There was little in the Budget that affected pensions, with the majority of the announcements having already been made in the previous Autumn statement.
The triple lock and tax-free allowances
Phillip Hammond has reiterated his commitment to keep the triple lock on the state pension in place for the life of this Parliament, (that is, until at least 2020/21 or the Prime Minister engineers a snap election). The threshold before basic rates of income tax must be paid will also be as previously announced: £11,500 from 6 April 2017 with a commitment to raise this to £12,500 by the end of this Parliament. The higher-rate threshold remains as announced in December at £45,000 (source 1).
Pension savings and NIC changes
One announcement that could increase pension savings is the reduction in the amount of income, from £5,000 to £2,000, that can be derived from dividends directly from shares, (another route used by self-employed business owners to minimise tax).
When the new State Pension was introduced, this was opened up to self-employed people as well as employees; however, employees are currently paying more in National Insurance Contributions (NICs).To level the playing field, therefore, self-employed people will pay an additional 1% in class 4 NICs from 2018 and a further 1% (that is, 2% over and above today’s level) from 2019 (source 2).

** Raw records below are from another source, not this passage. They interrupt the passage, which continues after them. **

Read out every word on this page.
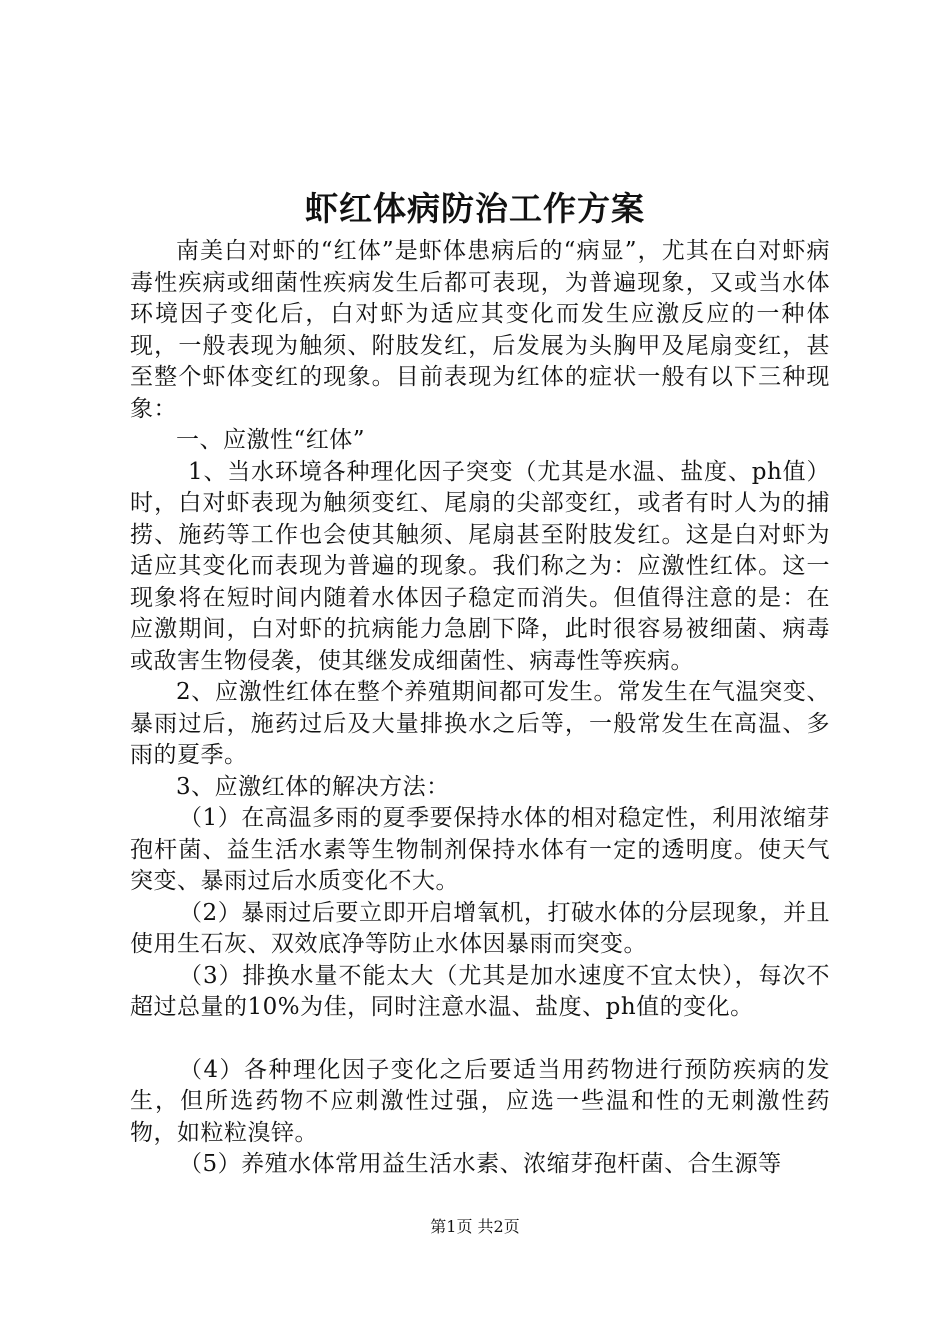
虾红体病防治工作方案

南美白对虾的“红体”是虾体患病后的“病显”，尤其在白对虾病毒性疾病或细菌性疾病发生后都可表现，为普遍现象，又或当水体环境因子变化后，白对虾为适应其变化而发生应激反应的一种体现，一般表现为触须、附肢发红，后发展为头胸甲及尾扇变红，甚至整个虾体变红的现象。目前表现为红体的症状一般有以下三种现象：

一、应激性“红体”

1、当水环境各种理化因子突变（尤其是水温、盐度、ph值）时，白对虾表现为触须变红、尾扇的尖部变红，或者有时人为的捕捞、施药等工作也会使其触须、尾扇甚至附肢发红。这是白对虾为适应其变化而表现为普遍的现象。我们称之为：应激性红体。这一现象将在短时间内随着水体因子稳定而消失。但值得注意的是：在应激期间，白对虾的抗病能力急剧下降，此时很容易被细菌、病毒或敌害生物侵袭，使其继发成细菌性、病毒性等疾病。

2、应激性红体在整个养殖期间都可发生。常发生在气温突变、暴雨过后，施药过后及大量排换水之后等，一般常发生在高温、多雨的夏季。

3、应激红体的解决方法：

（1）在高温多雨的夏季要保持水体的相对稳定性，利用浓缩芽孢杆菌、益生活水素等生物制剂保持水体有一定的透明度。使天气突变、暴雨过后水质变化不大。

（2）暴雨过后要立即开启增氧机，打破水体的分层现象，并且使用生石灰、双效底净等防止水体因暴雨而突变。

（3）排换水量不能太大（尤其是加水速度不宜太快），每次不超过总量的10%为佳，同时注意水温、盐度、ph值的变化。

（4）各种理化因子变化之后要适当用药物进行预防疾病的发生，但所选药物不应刺激性过强，应选一些温和性的无刺激性药物，如粒粒溴锌。

（5）养殖水体常用益生活水素、浓缩芽孢杆菌、合生源等

第1页 共2页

Aligned with this, the Government is examining the affordability of state pensions and state pension ages in general. The results of the state pension age review, being conducted by Sir John Cridland, are due to be confirmed on 7 May 2017.
The Government has confirmed funding within the Public Sector for a number of free schools, including 140 additional schools, which was announced in this budget. This will have implications for local authorities and The Teachers' Pension Scheme, to ensure all employees are enrolled in the correct scheme at the right time with accurate information. The Government has also announced additional funding for social care - £2 billion over the next three years - that could also see an increase in the number of employees and employers in local authority schemes.
One final area that could impact on pensions is the announcement of a green paper on the funding of long-term care. This will be released later this year. One option that has been discussed in the press is the ability to allow tax-free withdrawals from crystallised funds to pay for care (source 3).